# Introduction to Natural Language Processing (NLP)

---
* Rémy Frenoy
* https://www.linkedin.com/in/rfrenoy/
* https://github.com/rfrenoy
* https://github.com/rfrenoy/essec_nlp_course

---

# Disclaimer

* Lot of content in a little time
* Focus on main ideas, lot of links to best resources I know if you want to discover more.
* All content is available, at the end I'll show you how to run the code on your laptops

# Why is NLP an important Topic?

# NLP and machine learning

## What's machine learning?

Tom Mitchell: *"A computer program is said to learn from experience E with respect to some class of tasks T and performance measure P if its performance at tasks in T, as measured by P, improves with experience E"*

* Experience E -> new data
* Class of task T -> Classification, generation, translation, ...
* Performance P -> How good the model is at doing T

The big difference between machine learning and "classical" programming is the fact that *we cannot explicitely program the rules* (it wouldn't evolve with experience *E*). So how do we find the rules?

Instead of computing a result based on a set of predefined criteria, let's say "if the flat is located in the 5th arrondissement of Paris, then its value per square meter is 13000 euros", we will construct some *"vector of criteria"* and some *"vector of weights"*, and our output will be the inner product of the two.

We will **optimize** the choice of values for our vector of weights to *minimize some cost function*, generally using [gradient descent](https://youtu.be/AeRwohPuUHQ).

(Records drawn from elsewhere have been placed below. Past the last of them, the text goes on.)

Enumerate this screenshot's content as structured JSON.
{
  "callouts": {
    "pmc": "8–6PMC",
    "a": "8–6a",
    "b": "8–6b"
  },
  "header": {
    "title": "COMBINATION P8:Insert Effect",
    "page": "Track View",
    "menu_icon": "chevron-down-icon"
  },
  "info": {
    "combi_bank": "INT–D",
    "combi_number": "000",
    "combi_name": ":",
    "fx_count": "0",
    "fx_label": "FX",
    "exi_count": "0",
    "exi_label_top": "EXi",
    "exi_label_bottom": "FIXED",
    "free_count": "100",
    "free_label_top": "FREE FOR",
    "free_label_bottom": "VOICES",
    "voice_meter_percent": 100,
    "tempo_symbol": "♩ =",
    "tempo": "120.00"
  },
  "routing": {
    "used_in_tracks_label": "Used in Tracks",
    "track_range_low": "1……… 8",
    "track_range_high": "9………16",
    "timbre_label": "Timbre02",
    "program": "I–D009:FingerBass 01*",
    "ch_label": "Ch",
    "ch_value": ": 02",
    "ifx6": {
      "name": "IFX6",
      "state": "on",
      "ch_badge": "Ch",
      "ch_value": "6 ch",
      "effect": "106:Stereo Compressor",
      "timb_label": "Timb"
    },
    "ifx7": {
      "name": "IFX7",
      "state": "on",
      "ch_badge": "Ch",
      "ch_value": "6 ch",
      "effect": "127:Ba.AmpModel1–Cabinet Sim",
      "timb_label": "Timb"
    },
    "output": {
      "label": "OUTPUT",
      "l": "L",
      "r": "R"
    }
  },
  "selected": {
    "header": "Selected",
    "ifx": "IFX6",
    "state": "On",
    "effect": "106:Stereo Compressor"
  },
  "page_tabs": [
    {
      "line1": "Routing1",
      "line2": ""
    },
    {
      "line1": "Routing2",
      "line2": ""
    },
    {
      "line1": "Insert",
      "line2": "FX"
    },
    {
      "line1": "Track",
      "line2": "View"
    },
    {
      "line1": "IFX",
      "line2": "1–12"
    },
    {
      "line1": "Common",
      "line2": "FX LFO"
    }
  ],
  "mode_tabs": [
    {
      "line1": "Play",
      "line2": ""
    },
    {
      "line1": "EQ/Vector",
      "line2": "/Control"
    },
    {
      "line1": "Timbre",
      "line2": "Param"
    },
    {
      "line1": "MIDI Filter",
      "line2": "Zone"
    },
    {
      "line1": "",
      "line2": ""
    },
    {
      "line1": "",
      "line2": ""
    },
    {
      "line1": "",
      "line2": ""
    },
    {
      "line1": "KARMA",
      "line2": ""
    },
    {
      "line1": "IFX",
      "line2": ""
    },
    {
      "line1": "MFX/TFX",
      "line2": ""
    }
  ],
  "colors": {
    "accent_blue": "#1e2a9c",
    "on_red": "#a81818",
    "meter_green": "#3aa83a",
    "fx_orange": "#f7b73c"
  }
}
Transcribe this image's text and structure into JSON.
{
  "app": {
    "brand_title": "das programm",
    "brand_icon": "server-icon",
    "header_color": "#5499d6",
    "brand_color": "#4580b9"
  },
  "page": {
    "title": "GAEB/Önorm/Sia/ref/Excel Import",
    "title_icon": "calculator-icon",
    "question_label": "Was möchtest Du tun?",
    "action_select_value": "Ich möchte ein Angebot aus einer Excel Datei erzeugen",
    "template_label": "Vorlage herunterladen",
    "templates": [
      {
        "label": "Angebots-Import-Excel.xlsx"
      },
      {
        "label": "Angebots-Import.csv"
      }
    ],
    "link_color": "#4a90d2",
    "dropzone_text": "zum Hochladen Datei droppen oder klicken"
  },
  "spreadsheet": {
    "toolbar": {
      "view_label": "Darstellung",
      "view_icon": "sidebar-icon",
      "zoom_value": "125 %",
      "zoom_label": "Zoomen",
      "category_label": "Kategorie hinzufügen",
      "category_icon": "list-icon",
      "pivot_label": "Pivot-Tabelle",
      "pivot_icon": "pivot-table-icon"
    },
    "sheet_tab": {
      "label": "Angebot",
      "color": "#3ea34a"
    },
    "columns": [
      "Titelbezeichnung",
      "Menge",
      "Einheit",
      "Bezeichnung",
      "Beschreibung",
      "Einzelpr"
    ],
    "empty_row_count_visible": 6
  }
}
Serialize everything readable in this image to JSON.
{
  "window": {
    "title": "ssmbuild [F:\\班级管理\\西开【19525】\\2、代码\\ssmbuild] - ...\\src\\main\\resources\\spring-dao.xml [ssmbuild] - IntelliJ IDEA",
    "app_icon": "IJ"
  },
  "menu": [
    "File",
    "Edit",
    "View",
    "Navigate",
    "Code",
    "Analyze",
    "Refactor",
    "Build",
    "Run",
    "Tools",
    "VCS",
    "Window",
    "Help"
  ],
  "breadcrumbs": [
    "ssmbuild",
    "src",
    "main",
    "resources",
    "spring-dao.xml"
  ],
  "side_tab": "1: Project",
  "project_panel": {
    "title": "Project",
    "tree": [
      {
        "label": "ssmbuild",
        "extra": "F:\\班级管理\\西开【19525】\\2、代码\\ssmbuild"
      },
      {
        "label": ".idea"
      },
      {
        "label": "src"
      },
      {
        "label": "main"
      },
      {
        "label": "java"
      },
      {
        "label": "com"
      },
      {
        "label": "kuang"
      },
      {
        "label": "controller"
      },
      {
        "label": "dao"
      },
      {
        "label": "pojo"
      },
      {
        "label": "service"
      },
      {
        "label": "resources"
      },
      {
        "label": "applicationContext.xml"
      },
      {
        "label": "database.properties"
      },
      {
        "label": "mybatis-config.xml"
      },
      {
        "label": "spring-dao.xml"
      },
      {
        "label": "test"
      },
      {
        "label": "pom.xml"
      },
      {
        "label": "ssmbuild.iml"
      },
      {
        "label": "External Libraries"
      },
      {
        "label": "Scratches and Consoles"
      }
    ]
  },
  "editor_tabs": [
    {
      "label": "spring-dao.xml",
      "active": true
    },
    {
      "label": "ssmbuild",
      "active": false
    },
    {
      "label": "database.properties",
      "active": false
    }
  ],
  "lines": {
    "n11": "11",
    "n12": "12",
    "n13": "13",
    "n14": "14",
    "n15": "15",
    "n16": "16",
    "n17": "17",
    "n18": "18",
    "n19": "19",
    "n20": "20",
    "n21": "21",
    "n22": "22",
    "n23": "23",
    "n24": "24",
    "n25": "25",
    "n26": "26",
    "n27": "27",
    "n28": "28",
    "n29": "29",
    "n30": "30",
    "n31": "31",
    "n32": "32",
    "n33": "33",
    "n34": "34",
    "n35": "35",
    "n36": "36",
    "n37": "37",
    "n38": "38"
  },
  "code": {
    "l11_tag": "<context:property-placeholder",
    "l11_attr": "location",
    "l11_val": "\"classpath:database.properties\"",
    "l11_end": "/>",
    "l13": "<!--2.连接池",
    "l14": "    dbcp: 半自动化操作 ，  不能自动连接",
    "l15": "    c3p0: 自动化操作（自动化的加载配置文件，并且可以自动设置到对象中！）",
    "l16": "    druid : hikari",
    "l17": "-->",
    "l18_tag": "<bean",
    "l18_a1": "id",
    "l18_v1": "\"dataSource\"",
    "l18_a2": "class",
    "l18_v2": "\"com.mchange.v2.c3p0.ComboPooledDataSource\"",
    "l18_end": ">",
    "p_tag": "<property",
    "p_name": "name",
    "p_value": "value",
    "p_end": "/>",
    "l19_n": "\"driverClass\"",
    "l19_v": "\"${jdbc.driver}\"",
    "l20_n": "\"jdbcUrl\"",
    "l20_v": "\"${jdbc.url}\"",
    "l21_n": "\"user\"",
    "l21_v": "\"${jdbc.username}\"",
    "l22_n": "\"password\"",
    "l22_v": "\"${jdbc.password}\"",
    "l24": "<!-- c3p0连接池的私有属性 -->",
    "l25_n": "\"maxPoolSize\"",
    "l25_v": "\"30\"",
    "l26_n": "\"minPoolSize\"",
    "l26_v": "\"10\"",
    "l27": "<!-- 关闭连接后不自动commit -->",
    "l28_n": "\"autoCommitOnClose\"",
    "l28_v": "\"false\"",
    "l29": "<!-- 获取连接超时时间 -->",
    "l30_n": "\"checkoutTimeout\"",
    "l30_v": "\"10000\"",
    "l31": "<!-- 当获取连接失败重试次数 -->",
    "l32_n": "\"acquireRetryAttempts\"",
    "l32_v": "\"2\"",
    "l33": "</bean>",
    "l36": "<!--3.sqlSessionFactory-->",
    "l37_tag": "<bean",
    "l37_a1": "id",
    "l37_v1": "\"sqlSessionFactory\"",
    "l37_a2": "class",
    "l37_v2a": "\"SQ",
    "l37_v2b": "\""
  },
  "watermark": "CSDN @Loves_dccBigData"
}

## An example of regression

|    |   arrondissement |   floor |   max floor in building |   price per meter square |
|---:|-----------------:|--------:|------------------------:|-------------------------:|
|  0 |               17 |       7 |                       7 |                    11000 |
|  1 |                5 |       1 |                       7 |                    10000 |
|  2 |                3 |       4 |                       4 |                    13000 |
|  3 |               20 |       2 |                       3 |                     9500 |
|  4 |               19 |      11 |                      20 |                     8700 |
|  5 |               17 |       1 |                       6 |                     8000 |

Our model will try to find the price from the three first kinds of information. We can express our loss as some kind of difference between the predicted price and the real price, choose the loss function wisely so as to be able to compute gradient descent on it.

## What about now?

|    |   id | text                                                                                                                                  |   is real disaster? |
|---:|-----:|:--------------------------------------------------------------------------------------------------------------------------------------|--------------------:|
|  0 |    1 | Our Deeds are the Reason of this #earthquake May ALLAH Forgive us all                                                                 |                   1 |
|  1 |    4 | Forest fire near La Ronge Sask. Canada                                                                                                |                   1 |
|  2 |    5 | All residents asked to 'shelter in place' are being notified by officers. No other evacuation or shelter in place orders are expected |                   1 |
|  3 |    6 | 13,000 people receive #wildfires evacuation orders in California                                                                      |                   1 |
|  4 |    7 | Just got sent this photo from Ruby #Alaska as smoke from #wildfires pours into a school                                               |                   1 |


# Data Preparation

NLP may be the domain where data preparation has the biggest impact on performance. Choices made during this phase can make the difference between a bad, a good and an excellent model. 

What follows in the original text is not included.